Biles has not one, not two, but FOUR moves named after her: one on vault, one on balance beam and two in floor exercise. To someone like myself who never even perfected a back-flip, these skills look pretty dang near impossible.
You may be wondering to yourself, “OK, Ashlee, why are you telling us about gymnastics? Where is the column we’ve grown to know and love?” It’s coming — I’ve got to set the scene! And yes, this is old news — but I wanted to address it anyway.
After a move is named after an athlete, it has to be assigned a score by the Federation of International Gymnastics (FIG). The scoring system uses letter grades to assign difficulty and points to moves based on the letter it is. An A is work 1/10th of a point. Each letter after A adds another 1/10th to the score. Folks in the gymnastics world expected Biles’ moves to receive no less than an I rating due to the difficulty, with many expecting it to receive a J. But the federation assigned it an H.
People in the world of gymnastics didn’t understand why the skills would be ranked so low. One article I read mentioned that FIG may have been assigning low difficulty so that fewer gymnasts would attempt the move.
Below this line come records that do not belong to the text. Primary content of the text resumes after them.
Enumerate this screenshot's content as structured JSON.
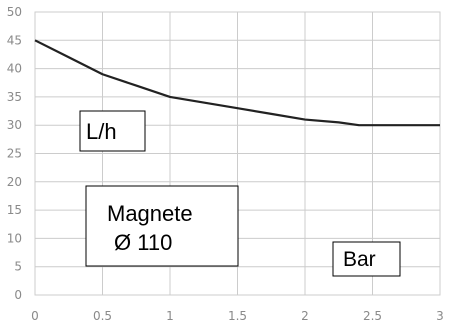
{
  "chart_data": {
    "type": "line",
    "title": "",
    "xlabel": "Bar",
    "ylabel": "L/h",
    "annotation_lines": [
      "Magnete",
      "Ø 110"
    ],
    "xlim": [
      0,
      3
    ],
    "ylim": [
      0,
      50
    ],
    "x_ticks": [
      "0",
      "0.5",
      "1",
      "1.5",
      "2",
      "2.5",
      "3"
    ],
    "y_ticks": [
      "0",
      "5",
      "10",
      "15",
      "20",
      "25",
      "30",
      "35",
      "40",
      "45",
      "50"
    ],
    "grid": true,
    "series": [
      {
        "x": [
          0,
          0.25,
          0.5,
          0.75,
          1.0,
          1.25,
          1.5,
          1.75,
          2.0,
          2.25,
          2.4,
          2.5,
          2.75,
          3.0
        ],
        "values": [
          45,
          42,
          39,
          37,
          35,
          34,
          33,
          32,
          31,
          30.5,
          30,
          30,
          30,
          30
        ],
        "color": "#222222"
      }
    ]
  }
}
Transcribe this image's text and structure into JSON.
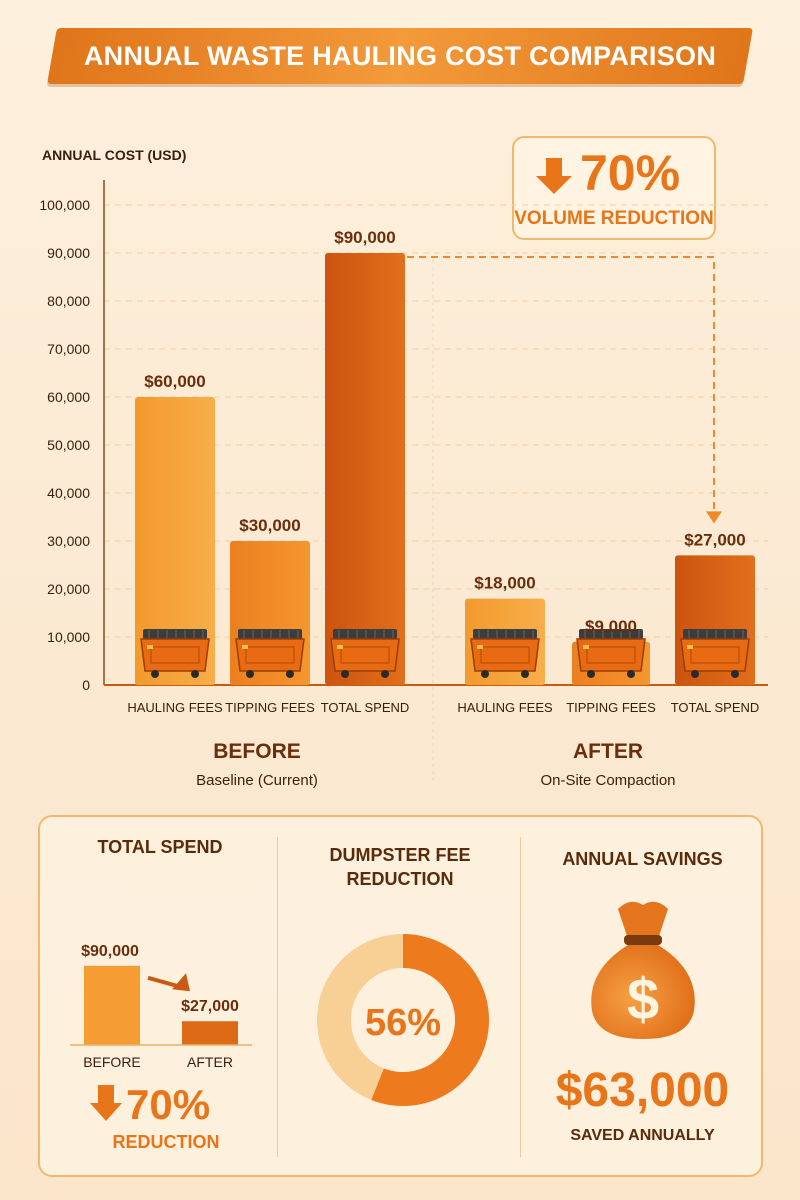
{
  "title": "ANNUAL WASTE HAULING COST COMPARISON",
  "chart_data": {
    "type": "bar",
    "ylabel": "ANNUAL COST (USD)",
    "ylim": [
      0,
      100000
    ],
    "yticks": [
      "0",
      "10,000",
      "20,000",
      "30,000",
      "40,000",
      "50,000",
      "60,000",
      "70,000",
      "80,000",
      "90,000",
      "100,000"
    ],
    "grid": true,
    "groups": [
      {
        "name": "BEFORE",
        "subtitle": "Baseline (Current)",
        "categories": [
          "HAULING FEES",
          "TIPPING FEES",
          "TOTAL SPEND"
        ],
        "values": [
          60000,
          30000,
          90000
        ],
        "labels": [
          "$60,000",
          "$30,000",
          "$90,000"
        ]
      },
      {
        "name": "AFTER",
        "subtitle": "On-Site Compaction",
        "categories": [
          "HAULING FEES",
          "TIPPING FEES",
          "TOTAL SPEND"
        ],
        "values": [
          18000,
          9000,
          27000
        ],
        "labels": [
          "$18,000",
          "$9,000",
          "$27,000"
        ]
      }
    ],
    "annotation": {
      "value": "70%",
      "text": "VOLUME REDUCTION"
    }
  },
  "summary": {
    "total_spend": {
      "title": "TOTAL SPEND",
      "before_label": "$90,000",
      "after_label": "$27,000",
      "before_value": 90000,
      "after_value": 27000,
      "before_cat": "BEFORE",
      "after_cat": "AFTER",
      "reduction_value": "70%",
      "reduction_text": "REDUCTION"
    },
    "dumpster": {
      "title_line1": "DUMPSTER FEE",
      "title_line2": "REDUCTION",
      "percent_label": "56%",
      "percent_value": 56
    },
    "savings": {
      "title": "ANNUAL SAVINGS",
      "amount": "$63,000",
      "caption": "SAVED ANNUALLY",
      "icon": "money-bag-icon"
    }
  },
  "colors": {
    "accent": "#e8751a",
    "bar_light": "#f6a13a",
    "bar_mid": "#e67a1c",
    "bar_dark": "#cf5a10",
    "text_dark": "#5a2a0c",
    "donut_light": "#f8cf95"
  }
}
The federation felt that a higher score would encourage lesser athletes to attempt a beam dismount with two flips and two twists, putting those athletes at risk for injury.
Did they REALLY discount the worth of Biles’ tenacity and determination to be the best in her sport? Just because someone CAN’T do something doesn’t mean that those that CAN should be punished!
The amount of skill, determination and overall dedication that Biles must have put into perfecting the move enough to not only attempt it at a major competition, but to NAIL IT at a competition is on a level that many of us don’t meet.
Many of us are content to coast through life, without cultivating ourselves into becoming better employees or better people. How many people have the opportunity to go back to school and could get a better job if they did? But they won’t.
There are people who are qualified for a new job making a ton more money than they currently do…but fear and complacency keep them in one place.
Not Simone Biles.
I can’t imagine the number of times she fell, the number of times she stumbled, and probably even injured herself while attempting to get these moves to a place that she felt comfortable showing anyone besides her coach.
But sure… let’s protect all the other athletes who might not have the same skill but might try to perform this move. Let’s lessen Simone Biles’ skills to be on par with the other athletes.
Why aren’t we holding her up as the standard to strive for?
Why wouldn’t we encourage the other athletes to work harder to be as good or better than her?
Why are we settling for mediocrity?
Imagine that this was a football team. Would you ask the fastest receiver or running back on the team to run slower so that it gave his teammates a better chance at starting in the game? No.
Do you think anybody ever asked Usain Bolt to slow down so there wasn’t such a gap between him and second place? Highly doubt it.
I know the examples I used are male-centric sports and I don’t mean to imply that gender plays a role here. But it definitely could be something that might factor in. Men in sports are always pushed to be bigger, stronger, faster. Women in sports are expected to be good but also to keep some femininity.
Let’s face it though — women in sports are tough as nails. Think about Kerri Strug and that vault to clinch the gold with a severely sprained ankle. She might not have performed a fancy new move that was named after her, but she basically gave mediocrity the finger.
I don’t know about you, but I’m tired of settling for mediocre. Be the best whatever you are. I don’t care if you’re the president of a bank or a garbage man or a ditch digger... do it to the best of your ability! If there’s someone better than you — try to emulate and learn from them.
In my research into the Simone Biles scoring, I didn’t see anything about an appeal, so I’m not sure if that’s possible for her. Just because Biles is stuck with a score that isn’t fair, it doesn’t mean that you have to settle for anything less than what you deserve.
What I’m trying to say is this: Don’t settle for an H when you deserve a J.